Aplicação da Súmula 33 do TJPI.
Lide predatória.
Ausência de inconstitucionalidade.
Dever de uniformização jurisprudencial.
Decisão monocrática mantida.
Agravo desprovido.
I.
Caso em exame Trata-se de Agravo Interno interposto por FRANCISCA MARIA DE JESUS contra decisão monocrática que, nos autos de Apelação Cível movida em face do BANCO BRADESCO FINANCIAMENTOS S.A., negou provimento ao recurso com base no art. 932, IV, “a”, do CPC, mantendo a sentença que extinguiu o processo, sem resolução de mérito, por ausência de pressupostos processuais.
O agravante sustentou a inaplicabilidade da Súmula 33 do TJPI ao caso concreto, bem como sua alegada inconstitucionalidade.
II.
Questões em discussão Aplicabilidade da Súmula 33 do TJPI em casos de litigância predatória ou repetitiva.
Possibilidade de declaração de inconstitucionalidade de súmula de jurisprudência.
Regularidade da decisão monocrática que extinguiu o feito com base na ausência de documentos essenciais.
Princípio do acesso à justiça versus combate à litigância abusiva.
III.
Razões de decidir O agravo interno é admissível e tempestivo, interposto por parte legítima, com interesse processual e formalização adequada.
A Súmula 33 do TJPI, editada com base em jurisprudência dominante e no poder de uniformização previsto no art. 926 do CPC, é legítima e aplicável ao caso, diante da caracterização de padrão de litigância predatória reconhecida pelo juízo de origem, conforme fundamentos objetivos e constatação de conduta reiterada da parte e sua patrona.
A súmula é instrumento jurisprudencial e não ato normativo, razão pela qual não é suscetível de controle de constitucionalidade, conforme precedentes do STF.
A exigência de documentos adicionais, nos casos de fundadas suspeitas de litigância abusiva, encontra respaldo na Recomendação nº 159/2024 do CNJ e no art. 321 do CPC, como meio de proteção à integridade do sistema judicial.
A ponderação entre os princípios do acesso à justiça e da boa-fé processual impõe limites à atuação processual temerária e à instrumentalização indevida do Judiciário.
Não foram apresentados fundamentos jurídicos ou probatórios suficientes para afastar os motivos que ensejaram a decisão agravada.
IV.
Dispositivo e tese Agravo interno conhecido e desprovido.
Decisão monocrática mantida.
Tese de julgamento: 1. É legítima a aplicação da Súmula 33 do TJPI em hipóteses de fundada suspeita de litigância predatória, nos termos do art. 321 do CPC e da Recomendação nº 159/2024 do CNJ. 2.

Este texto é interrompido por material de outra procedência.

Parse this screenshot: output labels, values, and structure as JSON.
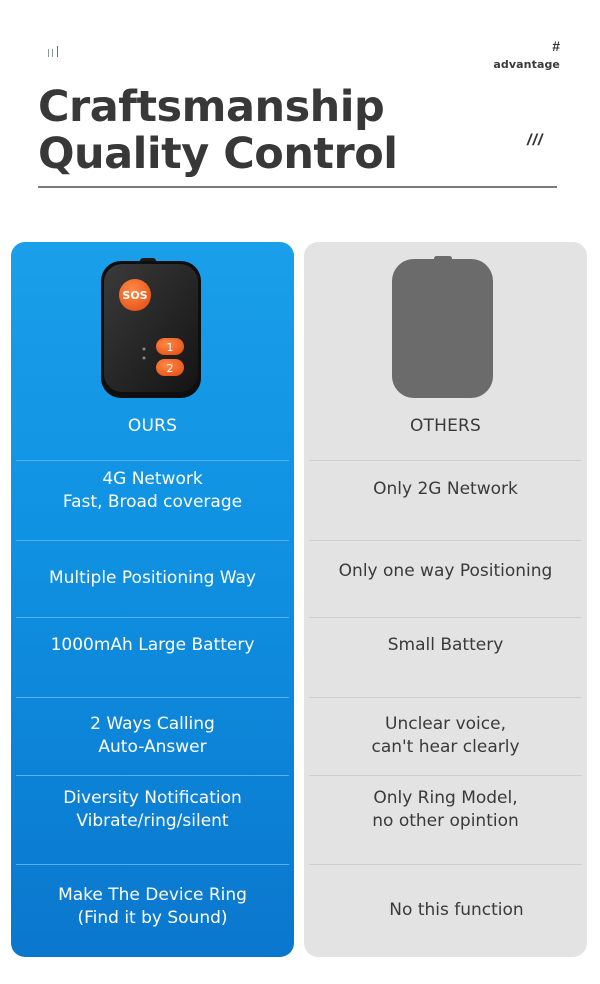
{
  "header": {
    "decoration": "bars",
    "hash": "#",
    "tag": "advantage",
    "title_line1": "Craftsmanship",
    "title_line2": "Quality Control",
    "slashes": "///"
  },
  "comparison": {
    "ours": {
      "label": "OURS",
      "device_image": "gps-tracker-device",
      "device_buttons": [
        "SOS",
        "1",
        "2"
      ],
      "accent": "#f26522",
      "rows": [
        "4G Network\nFast, Broad coverage",
        "Multiple Positioning Way",
        "1000mAh Large Battery",
        "2 Ways Calling\nAuto-Answer",
        "Diversity Notification\nVibrate/ring/silent",
        "Make The Device Ring\n(Find it by Sound)"
      ]
    },
    "others": {
      "label": "OTHERS",
      "device_image": "generic-device-silhouette",
      "rows": [
        "Only 2G Network",
        "Only one way Positioning",
        "Small Battery",
        "Unclear voice,\ncan't hear clearly",
        "Only Ring Model,\nno other opintion",
        "No this function"
      ]
    }
  },
  "colors": {
    "ours_panel_top": "#1a9fea",
    "ours_panel_bottom": "#0a77cd",
    "others_panel": "#e3e3e3",
    "title_text": "#383838"
  }
}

Súmula de jurisprudência não é ato normativo e, portanto, não está sujeita a controle de constitucionalidade. 3.
O princípio do acesso à justiça não é absoluto e deve ser ponderado com a boa-fé processual, sendo cabível a extinção do feito por ausência de documentos essenciais quando há suspeita de abuso do direito de ação.
I – RELATÓRIO Trata-se de Agravo Interno interposto por JOSEFA TERESA DE JESUS em face da decisão terminativa proferida nos autos da Apelação Cível interposta em desfavor do BANCO DO BRASIL S.A., ora parte Agravada, a qual conheceu do apelo, para, no mérito, negar-lhe provimento, com fundamento no art. 932, IV, “a”, do CPC, mantendo incólume os termos da sentença recorrida.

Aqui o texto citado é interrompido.